Tax Deducted at Source (TDS) is a mechanism by which the payer deducts a fixed percentage of tax from the payment made to the recipient and deposits it with the Income Tax Department. It is a withholding tax that applies to salaries (Section 192), interest income (Section 194A), rent above ₹2.4 lakh per year (Section 194I), professional fees above ₹30,000 per year (Section 194J), e-commerce payments (Section 194O), and property purchases above ₹50 lakh (Section 194-IA).

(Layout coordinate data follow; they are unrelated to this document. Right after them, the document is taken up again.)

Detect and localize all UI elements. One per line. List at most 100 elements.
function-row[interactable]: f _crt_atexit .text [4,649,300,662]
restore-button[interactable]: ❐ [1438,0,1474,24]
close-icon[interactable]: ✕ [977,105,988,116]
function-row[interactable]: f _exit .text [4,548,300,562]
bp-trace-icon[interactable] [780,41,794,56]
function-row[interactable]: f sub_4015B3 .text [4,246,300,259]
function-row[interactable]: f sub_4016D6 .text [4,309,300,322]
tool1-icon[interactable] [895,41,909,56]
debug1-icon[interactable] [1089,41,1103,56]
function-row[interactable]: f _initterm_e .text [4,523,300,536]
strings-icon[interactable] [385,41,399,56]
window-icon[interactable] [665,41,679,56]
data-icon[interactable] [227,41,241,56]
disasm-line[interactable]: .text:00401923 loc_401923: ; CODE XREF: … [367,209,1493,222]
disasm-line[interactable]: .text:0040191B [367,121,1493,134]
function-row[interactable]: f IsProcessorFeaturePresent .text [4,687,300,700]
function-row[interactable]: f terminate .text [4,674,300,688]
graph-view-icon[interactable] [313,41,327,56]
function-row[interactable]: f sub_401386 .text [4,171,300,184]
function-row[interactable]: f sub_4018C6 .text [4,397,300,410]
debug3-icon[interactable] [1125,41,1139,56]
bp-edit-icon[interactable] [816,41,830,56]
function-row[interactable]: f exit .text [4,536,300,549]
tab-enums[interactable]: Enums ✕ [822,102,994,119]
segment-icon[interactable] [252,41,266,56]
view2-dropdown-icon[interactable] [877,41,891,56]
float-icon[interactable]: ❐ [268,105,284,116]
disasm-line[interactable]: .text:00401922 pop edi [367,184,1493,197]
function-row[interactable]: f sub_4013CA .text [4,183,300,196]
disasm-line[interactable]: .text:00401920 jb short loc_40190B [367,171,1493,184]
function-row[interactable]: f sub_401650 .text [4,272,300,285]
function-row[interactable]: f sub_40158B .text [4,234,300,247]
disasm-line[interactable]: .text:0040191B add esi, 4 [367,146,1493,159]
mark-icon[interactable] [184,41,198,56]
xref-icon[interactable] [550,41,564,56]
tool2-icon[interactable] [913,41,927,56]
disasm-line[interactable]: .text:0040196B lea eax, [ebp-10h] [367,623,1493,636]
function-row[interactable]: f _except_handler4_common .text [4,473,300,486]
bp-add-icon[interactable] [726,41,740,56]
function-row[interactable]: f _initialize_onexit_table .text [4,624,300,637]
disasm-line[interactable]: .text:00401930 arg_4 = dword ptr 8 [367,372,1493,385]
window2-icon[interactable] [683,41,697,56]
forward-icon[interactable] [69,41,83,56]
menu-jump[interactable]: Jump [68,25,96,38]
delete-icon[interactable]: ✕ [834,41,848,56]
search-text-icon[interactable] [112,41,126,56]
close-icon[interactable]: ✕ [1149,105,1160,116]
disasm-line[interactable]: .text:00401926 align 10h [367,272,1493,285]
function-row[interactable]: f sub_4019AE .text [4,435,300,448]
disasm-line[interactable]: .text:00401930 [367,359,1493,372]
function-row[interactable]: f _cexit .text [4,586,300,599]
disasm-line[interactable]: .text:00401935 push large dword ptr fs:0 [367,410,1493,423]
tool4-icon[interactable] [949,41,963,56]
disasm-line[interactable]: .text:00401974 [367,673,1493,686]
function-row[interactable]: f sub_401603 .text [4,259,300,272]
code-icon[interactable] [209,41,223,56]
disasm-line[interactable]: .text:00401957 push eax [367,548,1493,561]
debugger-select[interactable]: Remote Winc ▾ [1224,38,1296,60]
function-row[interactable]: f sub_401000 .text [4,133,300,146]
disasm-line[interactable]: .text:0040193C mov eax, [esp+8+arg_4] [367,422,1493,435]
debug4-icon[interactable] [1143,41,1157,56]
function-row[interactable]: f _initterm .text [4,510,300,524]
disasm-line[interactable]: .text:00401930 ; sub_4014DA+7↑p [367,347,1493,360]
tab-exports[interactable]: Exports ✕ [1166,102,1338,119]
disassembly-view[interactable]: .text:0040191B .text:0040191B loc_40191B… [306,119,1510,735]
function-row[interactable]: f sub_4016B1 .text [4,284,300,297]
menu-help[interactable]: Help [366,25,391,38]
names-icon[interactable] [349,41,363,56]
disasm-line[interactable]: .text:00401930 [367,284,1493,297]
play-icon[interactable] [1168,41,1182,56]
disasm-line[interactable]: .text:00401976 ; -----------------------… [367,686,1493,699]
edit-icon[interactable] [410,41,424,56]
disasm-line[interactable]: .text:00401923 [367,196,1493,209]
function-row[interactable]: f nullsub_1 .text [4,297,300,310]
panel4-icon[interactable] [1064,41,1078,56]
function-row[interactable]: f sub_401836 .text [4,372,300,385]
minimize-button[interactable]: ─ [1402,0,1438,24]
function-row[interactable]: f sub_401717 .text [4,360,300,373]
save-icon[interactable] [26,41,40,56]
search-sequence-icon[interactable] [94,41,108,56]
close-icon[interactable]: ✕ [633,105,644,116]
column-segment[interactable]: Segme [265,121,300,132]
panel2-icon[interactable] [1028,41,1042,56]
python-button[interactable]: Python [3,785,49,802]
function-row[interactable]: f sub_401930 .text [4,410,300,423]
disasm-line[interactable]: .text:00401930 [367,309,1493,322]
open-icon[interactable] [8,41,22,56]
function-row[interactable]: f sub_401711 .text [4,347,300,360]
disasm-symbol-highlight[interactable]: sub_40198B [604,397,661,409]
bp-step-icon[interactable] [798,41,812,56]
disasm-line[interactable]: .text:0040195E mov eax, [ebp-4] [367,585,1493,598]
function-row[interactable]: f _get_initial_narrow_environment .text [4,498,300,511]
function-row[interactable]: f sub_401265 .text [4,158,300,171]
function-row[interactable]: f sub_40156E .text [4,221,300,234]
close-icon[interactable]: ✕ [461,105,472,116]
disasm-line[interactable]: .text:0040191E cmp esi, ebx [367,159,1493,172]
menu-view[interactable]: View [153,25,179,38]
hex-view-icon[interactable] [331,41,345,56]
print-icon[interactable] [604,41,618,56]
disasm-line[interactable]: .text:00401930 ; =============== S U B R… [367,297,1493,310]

The deductor must deposit TDS by the 7th of the following month (30th April for March deductions) and file quarterly TDS returns (Form 24Q for salary, 26Q for other than salary). If you are a recipient, TDS certificates are issued — Form 16 for salary (by June 15) and Form 16A for other payments (within 15 days of the due date for filing the quarterly return). These certificates show the amount of TDS deducted and deposited on your behalf.
To verify all TDS credited to your account, download Form 26AS and the Annual Information Statement (AIS) from the Income Tax portal (incometax.gov.in). Form 26AS consolidates all TDS, advance tax, and self-assessment tax paid in your name. If a deductor has not deposited TDS or has filed incorrectly, the credit will not appear in your 26AS — contact the deductor immediately as this can delay your refund processing.
When filing your ITR, claim TDS credit by entering TDS details from Form 16/16A in the appropriate schedule. The tax department matches this with their records. If the credit matches, your refund (if any) is processed typically within 20-45 days of e-verification. Always file ITR even if your entire tax has been deducted via TDS — this is required by law if your gross income exceeds the basic exemption limit, and it allows you to claim refunds and carry forward losses.